CORPO VIVO - Adonias Filho
O PREÇO DA ESCOLHA
Cajango é o protagonista nuclear do romance de Adonias Filho, “Corpo Vivo”. É
dele o corpo que conseguiu sobreviver ao ataque dos jagunços que quiseram se
apossar das terras da sua família. A tragédia marca a trama inteira, do início
ao fim. A posse da terra era disputada acirradamente, a cada metro quadrado,
para o que, tudo valia, sem nenhum limite legal ou ético. “O mundo é muito grande – Alonso disse – mas querem
as terras de Januário”. Aquelas terras valiam ouro e os Bilá tinham um exército
no rifle. Que Deus guardasse o compadre Januário!”. Seu Januário era o pai de Cajango. No sertão não
tinha lei, não tinha Estado. E cacau valia ouro. As brigas eram um jeito de
relações interpessoais neste rude e selvagem espaço humano. Era a forma de se
obter a posse de roças fecundas. Por ali, terras boas para o cultivo do cacau
eram fonte de riqueza e de discórdias. Agricultores eram expulsos ou mortos
como aconteceu com Januário e a sua família, menos Cajango. A rudeza das
inter-relações humanas é refletida em cada personagem da novela, mostrando a
dificuldade de uma vida sem justiça. Daí que” a chacina da família de Januário foi a forma
encontrada pelos Bilá para se apossar das suas terras da Fazenda Limões onde já
vicejava o ouro, sob o nome de cacau”. Entra
na trama o índio Inuri, tio de menino Cajango, que o adota e o cria com o
propósito de torna-lo um vingador.

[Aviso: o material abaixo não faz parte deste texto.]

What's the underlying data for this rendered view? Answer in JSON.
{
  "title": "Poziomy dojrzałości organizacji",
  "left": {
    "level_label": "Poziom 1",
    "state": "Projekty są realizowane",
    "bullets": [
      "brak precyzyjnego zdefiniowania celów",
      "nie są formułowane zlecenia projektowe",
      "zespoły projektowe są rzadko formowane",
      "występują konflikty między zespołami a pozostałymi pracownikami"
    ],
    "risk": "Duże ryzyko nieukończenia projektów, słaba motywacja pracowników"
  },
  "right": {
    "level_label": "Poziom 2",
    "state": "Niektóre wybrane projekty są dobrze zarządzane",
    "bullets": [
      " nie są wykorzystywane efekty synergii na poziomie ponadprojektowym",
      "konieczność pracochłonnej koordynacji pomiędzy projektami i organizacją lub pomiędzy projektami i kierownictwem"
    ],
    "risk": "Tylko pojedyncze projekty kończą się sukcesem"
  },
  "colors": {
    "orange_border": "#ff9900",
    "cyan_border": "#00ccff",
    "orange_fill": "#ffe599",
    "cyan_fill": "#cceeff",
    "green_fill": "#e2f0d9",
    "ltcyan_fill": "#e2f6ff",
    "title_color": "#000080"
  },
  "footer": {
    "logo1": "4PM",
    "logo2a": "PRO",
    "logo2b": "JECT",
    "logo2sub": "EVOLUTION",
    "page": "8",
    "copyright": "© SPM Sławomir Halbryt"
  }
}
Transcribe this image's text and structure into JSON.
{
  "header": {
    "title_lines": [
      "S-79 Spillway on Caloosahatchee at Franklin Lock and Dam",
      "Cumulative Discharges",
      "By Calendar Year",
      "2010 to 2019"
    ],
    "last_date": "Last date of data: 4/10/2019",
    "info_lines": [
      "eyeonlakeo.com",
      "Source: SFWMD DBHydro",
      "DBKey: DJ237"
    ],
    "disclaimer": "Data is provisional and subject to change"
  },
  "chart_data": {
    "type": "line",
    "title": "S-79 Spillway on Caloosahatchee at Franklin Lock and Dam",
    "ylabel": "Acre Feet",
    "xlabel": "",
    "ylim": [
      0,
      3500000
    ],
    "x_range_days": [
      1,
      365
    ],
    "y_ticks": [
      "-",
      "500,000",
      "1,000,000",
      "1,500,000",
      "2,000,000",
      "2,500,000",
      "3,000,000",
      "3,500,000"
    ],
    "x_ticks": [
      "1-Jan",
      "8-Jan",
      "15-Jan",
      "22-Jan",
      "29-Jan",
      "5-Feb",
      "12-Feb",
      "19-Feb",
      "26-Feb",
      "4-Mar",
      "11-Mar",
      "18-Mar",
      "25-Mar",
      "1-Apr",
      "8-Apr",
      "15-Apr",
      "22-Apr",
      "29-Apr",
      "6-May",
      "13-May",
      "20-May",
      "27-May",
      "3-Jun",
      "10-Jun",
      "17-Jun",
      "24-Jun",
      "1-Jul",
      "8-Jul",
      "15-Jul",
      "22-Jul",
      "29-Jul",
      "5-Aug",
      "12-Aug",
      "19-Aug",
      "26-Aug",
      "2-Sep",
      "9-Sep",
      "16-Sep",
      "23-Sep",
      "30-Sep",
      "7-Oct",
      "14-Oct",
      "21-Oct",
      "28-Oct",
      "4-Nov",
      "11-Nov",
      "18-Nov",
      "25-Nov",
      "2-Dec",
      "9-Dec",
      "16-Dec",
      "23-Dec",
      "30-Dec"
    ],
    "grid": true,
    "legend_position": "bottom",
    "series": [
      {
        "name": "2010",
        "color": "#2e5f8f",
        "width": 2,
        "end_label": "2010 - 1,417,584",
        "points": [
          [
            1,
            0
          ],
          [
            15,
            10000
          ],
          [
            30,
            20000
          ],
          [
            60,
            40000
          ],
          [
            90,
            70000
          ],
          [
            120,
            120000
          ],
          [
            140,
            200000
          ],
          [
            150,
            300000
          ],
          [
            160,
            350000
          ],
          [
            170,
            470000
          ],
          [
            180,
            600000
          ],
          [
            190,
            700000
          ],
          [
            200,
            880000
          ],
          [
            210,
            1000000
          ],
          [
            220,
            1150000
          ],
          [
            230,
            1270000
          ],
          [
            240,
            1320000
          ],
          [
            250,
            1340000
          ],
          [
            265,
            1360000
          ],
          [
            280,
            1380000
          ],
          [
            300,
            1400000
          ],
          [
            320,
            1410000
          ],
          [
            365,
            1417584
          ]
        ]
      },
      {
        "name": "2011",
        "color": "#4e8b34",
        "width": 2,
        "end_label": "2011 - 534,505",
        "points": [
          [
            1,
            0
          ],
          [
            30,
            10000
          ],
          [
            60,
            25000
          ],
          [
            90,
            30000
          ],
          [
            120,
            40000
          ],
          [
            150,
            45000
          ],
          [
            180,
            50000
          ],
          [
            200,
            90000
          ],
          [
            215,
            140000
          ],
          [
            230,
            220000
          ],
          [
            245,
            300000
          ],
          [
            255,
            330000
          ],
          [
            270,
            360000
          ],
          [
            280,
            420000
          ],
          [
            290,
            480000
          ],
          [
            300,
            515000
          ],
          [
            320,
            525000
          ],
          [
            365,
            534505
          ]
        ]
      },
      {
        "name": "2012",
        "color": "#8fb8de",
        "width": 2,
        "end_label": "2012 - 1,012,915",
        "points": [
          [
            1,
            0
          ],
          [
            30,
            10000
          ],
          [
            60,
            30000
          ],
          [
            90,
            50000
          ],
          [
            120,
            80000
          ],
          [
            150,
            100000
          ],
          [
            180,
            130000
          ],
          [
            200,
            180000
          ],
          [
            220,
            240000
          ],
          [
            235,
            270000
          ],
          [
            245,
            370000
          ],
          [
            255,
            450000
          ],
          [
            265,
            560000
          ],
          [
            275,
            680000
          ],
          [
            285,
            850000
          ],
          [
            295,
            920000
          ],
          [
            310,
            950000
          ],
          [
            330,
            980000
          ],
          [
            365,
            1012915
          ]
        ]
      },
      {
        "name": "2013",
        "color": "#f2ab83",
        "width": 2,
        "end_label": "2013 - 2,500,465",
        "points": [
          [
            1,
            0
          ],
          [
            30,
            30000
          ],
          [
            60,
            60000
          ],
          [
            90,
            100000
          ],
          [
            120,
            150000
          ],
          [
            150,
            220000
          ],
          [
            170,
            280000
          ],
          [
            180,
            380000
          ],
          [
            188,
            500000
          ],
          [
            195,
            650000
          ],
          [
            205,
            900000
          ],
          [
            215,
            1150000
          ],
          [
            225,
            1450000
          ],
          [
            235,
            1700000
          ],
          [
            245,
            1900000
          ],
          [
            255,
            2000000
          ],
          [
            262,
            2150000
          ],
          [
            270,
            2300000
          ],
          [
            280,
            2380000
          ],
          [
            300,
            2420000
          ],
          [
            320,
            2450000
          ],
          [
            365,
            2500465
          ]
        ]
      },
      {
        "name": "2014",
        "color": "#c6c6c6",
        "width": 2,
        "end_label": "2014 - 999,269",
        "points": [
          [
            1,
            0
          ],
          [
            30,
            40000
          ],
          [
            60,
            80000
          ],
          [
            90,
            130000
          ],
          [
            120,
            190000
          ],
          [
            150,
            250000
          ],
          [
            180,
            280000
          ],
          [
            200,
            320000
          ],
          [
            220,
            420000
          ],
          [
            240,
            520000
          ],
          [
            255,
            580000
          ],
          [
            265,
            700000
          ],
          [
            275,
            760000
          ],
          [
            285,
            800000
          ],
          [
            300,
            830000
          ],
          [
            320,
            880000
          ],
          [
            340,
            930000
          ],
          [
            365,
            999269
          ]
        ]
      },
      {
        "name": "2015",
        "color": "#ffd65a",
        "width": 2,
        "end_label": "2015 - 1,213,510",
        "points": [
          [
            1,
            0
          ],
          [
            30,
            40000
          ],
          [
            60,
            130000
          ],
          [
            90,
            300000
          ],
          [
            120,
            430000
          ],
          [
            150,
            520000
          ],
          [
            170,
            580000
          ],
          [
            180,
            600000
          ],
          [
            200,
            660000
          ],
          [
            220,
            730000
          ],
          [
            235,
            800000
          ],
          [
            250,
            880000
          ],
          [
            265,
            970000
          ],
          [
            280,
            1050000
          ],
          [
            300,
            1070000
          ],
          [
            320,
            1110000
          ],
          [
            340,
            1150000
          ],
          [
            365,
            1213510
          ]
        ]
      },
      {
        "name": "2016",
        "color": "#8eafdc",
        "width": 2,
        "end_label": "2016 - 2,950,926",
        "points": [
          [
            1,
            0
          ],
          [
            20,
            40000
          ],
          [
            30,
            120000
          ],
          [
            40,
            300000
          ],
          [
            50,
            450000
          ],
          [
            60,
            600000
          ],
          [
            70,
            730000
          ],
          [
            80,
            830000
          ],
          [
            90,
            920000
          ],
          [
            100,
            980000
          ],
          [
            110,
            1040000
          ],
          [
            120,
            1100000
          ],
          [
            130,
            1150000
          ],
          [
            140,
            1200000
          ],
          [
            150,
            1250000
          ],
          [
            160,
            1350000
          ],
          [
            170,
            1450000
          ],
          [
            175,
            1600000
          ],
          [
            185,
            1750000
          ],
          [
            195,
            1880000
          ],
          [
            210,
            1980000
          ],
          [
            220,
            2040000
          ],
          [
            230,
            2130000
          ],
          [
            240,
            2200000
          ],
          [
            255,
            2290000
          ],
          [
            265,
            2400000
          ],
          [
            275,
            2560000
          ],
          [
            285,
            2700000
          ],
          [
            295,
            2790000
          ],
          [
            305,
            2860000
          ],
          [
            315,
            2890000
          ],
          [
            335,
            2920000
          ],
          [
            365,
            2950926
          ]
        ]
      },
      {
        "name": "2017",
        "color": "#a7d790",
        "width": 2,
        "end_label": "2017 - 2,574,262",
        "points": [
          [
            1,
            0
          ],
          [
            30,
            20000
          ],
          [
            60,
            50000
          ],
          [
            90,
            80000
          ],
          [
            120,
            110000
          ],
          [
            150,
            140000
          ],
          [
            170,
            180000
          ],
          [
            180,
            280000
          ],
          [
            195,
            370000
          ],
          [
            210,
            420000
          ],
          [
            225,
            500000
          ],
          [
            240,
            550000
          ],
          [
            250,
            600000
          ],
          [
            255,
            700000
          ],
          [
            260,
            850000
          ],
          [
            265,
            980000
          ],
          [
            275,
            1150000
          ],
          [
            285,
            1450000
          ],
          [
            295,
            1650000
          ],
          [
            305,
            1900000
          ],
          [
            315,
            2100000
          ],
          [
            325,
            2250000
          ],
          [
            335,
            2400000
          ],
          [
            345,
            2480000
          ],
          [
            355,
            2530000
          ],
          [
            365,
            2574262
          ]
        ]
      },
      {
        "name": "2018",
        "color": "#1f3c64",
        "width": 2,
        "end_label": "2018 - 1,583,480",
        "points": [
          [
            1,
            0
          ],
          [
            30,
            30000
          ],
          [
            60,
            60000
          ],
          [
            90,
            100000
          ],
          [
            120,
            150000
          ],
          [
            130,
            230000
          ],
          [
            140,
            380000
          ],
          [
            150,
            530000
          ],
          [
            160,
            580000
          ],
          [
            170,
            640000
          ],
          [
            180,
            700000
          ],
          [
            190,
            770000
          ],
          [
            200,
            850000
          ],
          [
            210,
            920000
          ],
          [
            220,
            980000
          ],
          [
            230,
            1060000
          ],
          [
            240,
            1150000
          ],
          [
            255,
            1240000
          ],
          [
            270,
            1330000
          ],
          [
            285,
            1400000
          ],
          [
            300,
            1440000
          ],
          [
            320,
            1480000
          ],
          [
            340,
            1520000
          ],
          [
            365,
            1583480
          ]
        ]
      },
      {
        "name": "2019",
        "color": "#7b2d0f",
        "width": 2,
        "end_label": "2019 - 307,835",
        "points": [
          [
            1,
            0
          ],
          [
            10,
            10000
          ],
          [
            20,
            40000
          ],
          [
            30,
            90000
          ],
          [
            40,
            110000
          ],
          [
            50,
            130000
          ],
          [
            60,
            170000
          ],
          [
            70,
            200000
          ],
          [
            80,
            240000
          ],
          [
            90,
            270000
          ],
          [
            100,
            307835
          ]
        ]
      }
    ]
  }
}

Foi para tal fim que o adestrou e o motivou,
todos os dias, ao longo da sua infância e juventude. Em consequência disso a
“escola” do tio Inuri era rodeada de um clima composto de sentimentos de ódio e
vingança.
“Era para
isso que ele vivia. Era assim que o seu tio o tinha criado...”. A surpreendente virada no jogo se dá quando
Cajango apaixona-se por Malva. Isto não teria nenhuma importância se ela não
fosse do sangue ruim dos jagunços. E, por fim a vingança
não se fez. Malva tocou forte o coração de Cajango. ...”Depois que
Cajango conheceu Malva nunca mais foi o mesmo...” “Por causa dela Cajango
enfrenta Inuri matando-o...”. Cajango
deixa para trás o mundo que conhecia. Parte em busca da realização do seu amor
em um lugar seguro para si e para o seu novo jeito de viver. “Para ele, a mulher significa a sensação
ainda não experimentada de amor, de segurança, um ninho a ser construído...” É assim que a ficção trágico-romântica do
“Corpo Vivo” revela a capacidade do homem para realizar a sua escolha
existencial na tarefa da construção do “si mesmo”, a necessidade que as pessoas
têm de afirmar a sua identidade, a essencialidade da busca do ser autêntico,
verdadeiro, mesmo que transgressor, embora para isso haja um preço pesado a ser
pago. Adonias Filho, CORPO VIVO, 25a ED. Rio de Janeiro: Bertrand, 1993.